Estudar fora para crescerCarvalho, da Speed System, complementa que a média de custo e tempo de duração de intercâmbios voltados para profissionais “varia e muito. Cada área tem o seu tempo de duração, mas todos, com certeza, trazem aprendizado de um outro idioma, vivência no exterior, conhecimento de novas culturas, países e a oportunidade de conhecer pessoas de todo o mundo. A oportunidade de fazer um intercâmbio abre a visão de mundo para a pessoa. O crescimento pessoal e profissional é enorme, sem contar o networking que é feito. Atualmente, nesse mundo globalizado em que vivemos, quem tem a experiência de viver fora do Brasil tem um ‘plus’ em seu currículo. Seja um certificado de nível de um idioma extra confirmado, ou até mesmo um diploma em uma instituição de ensino de um outro país, tem um valor diferenciado”, garante.

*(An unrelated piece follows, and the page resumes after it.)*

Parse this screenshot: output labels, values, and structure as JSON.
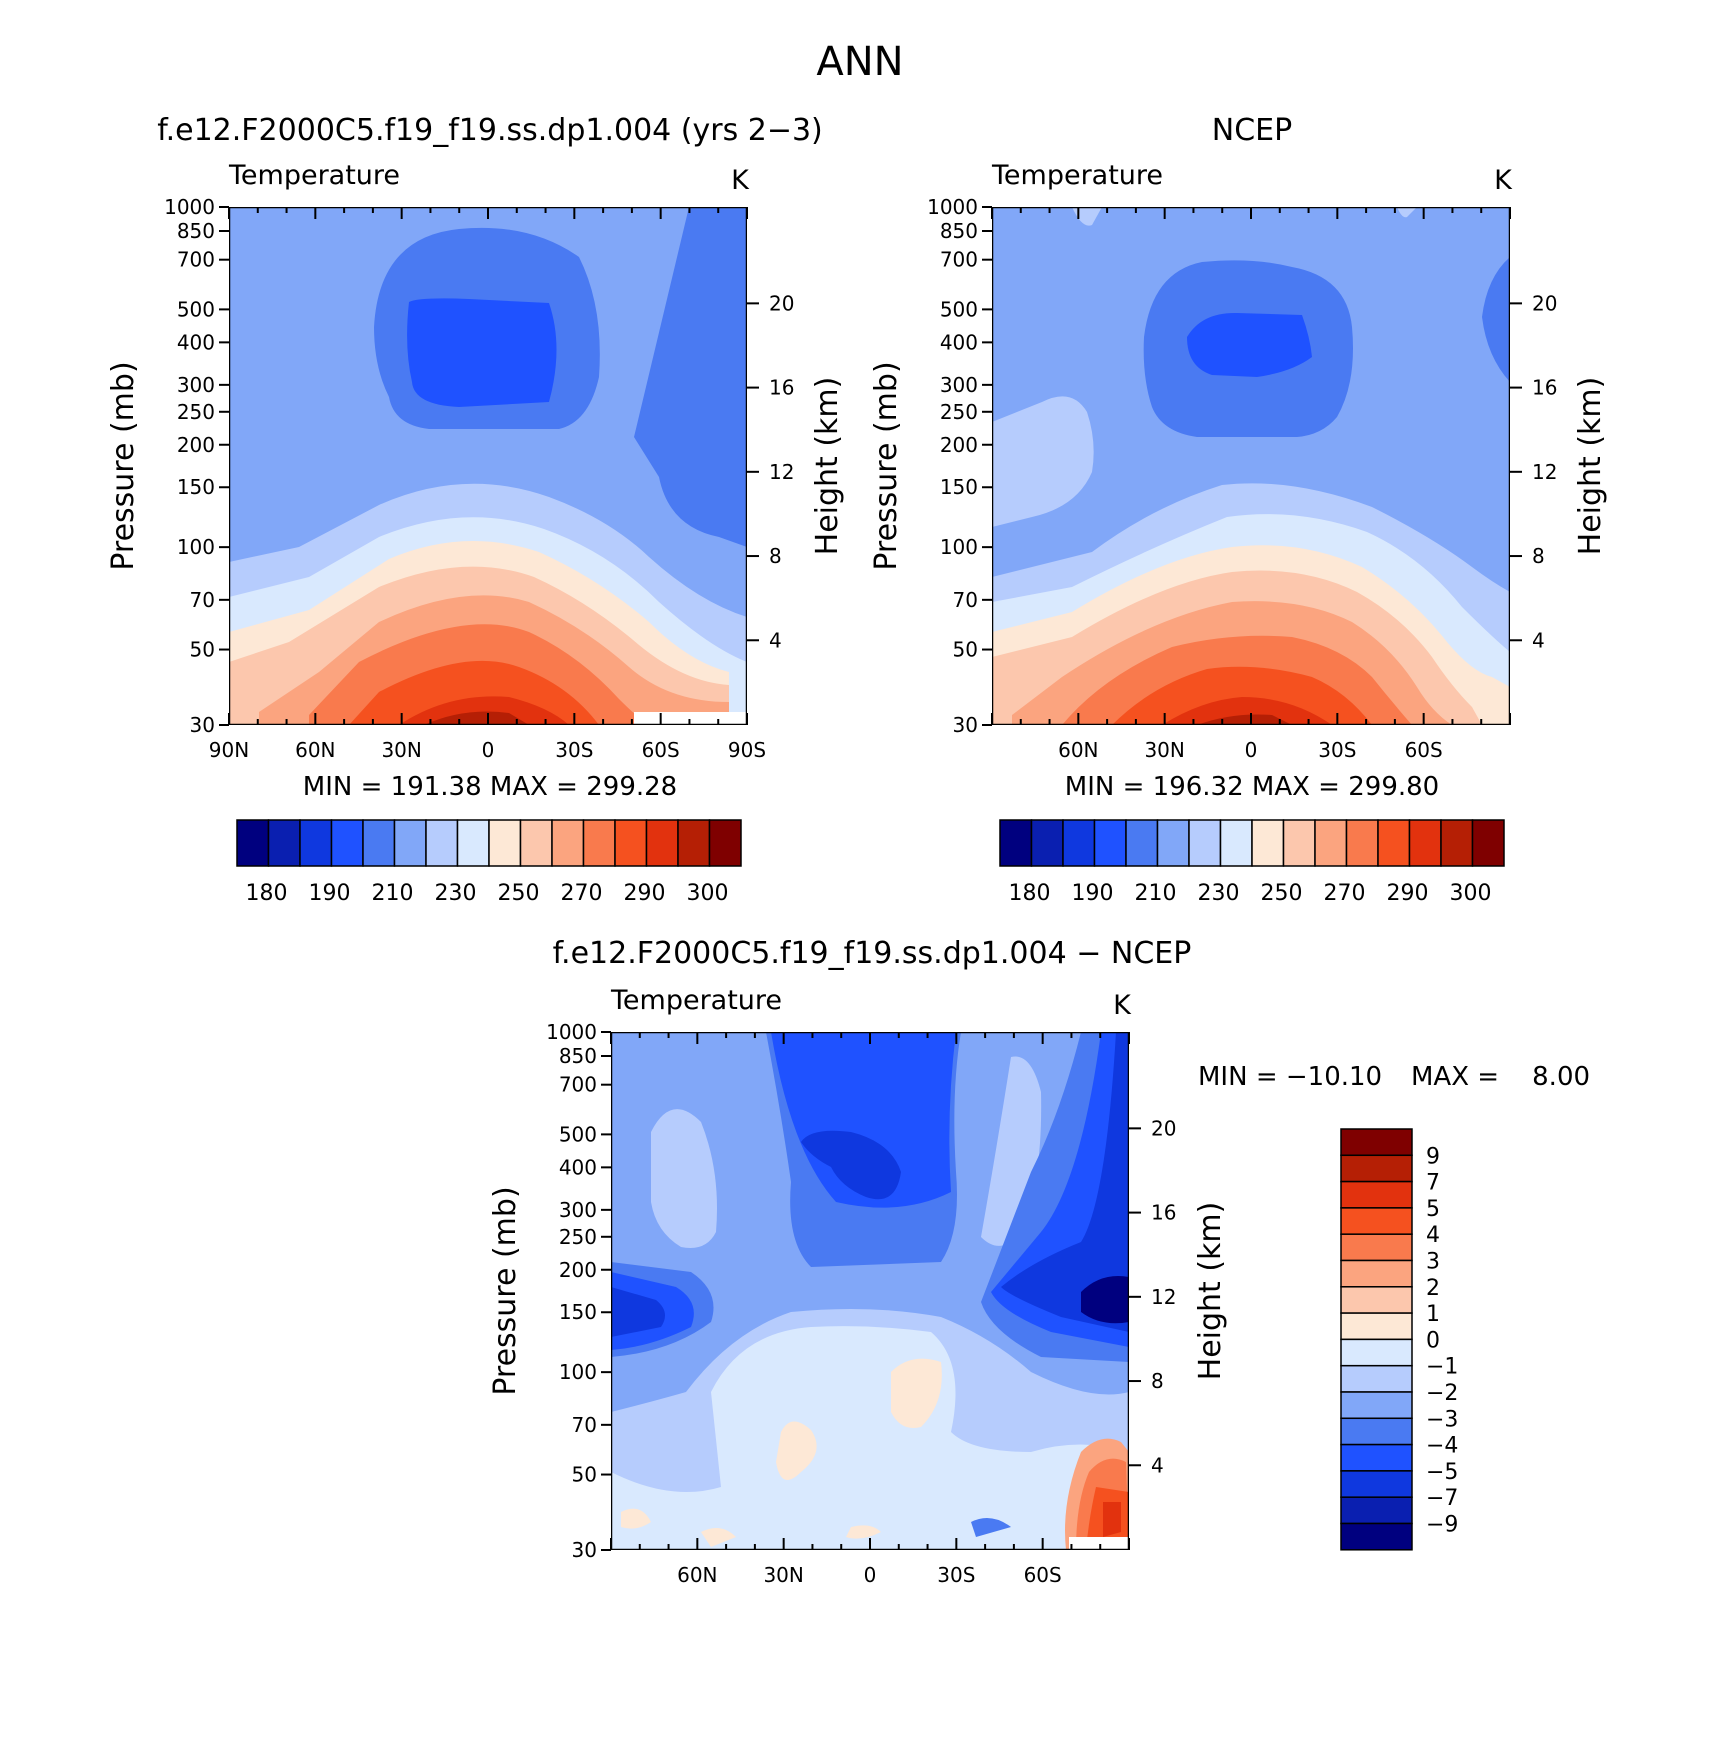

Já Cançado, da World Study BH, reforça que “o valor depende muito do destino, duração, programa etc. Programas acadêmicos, como graduação, pós e mestrado, duram cerca de dois a quatro anos e são pagos anualmente. O aluno pode conseguir alguns descontos e bolsas dependendo do seu desempenho. Por isso, os valores são bem alternados. Em cursos voltados para profissionais, além de melhorar o idioma, o aluno tem a oportunidade de enriquecer o currículo através de aulas acadêmicas e práticas. Nesses programas, o aluno escolhe uma área específica e o curso é focado nessa área, podendo ter aulas práticas, além das teóricas. As áreas mais comuns são administração, culinária, gestão, turismo, marketing, entre outras. Os cursos geralmente possuem duração de seis meses a um ano, podendo ser estendido após esse período. São inúmeros ganhos. Podemos citar o amadurecimento como o principal deles. O intercâmbio ajuda o estudante a ‘se virar’ sozinho, passar por dificuldades, resolver seus problemas sozinho etc. Fora isso, ele aprende o idioma do destino e conhece a diversidade cultural do mundo. Para quem faz um curso específico na área de food service, volta com um currículo excelente, podendo empreender no ramo no mercado brasileiro posteriormente”, indica.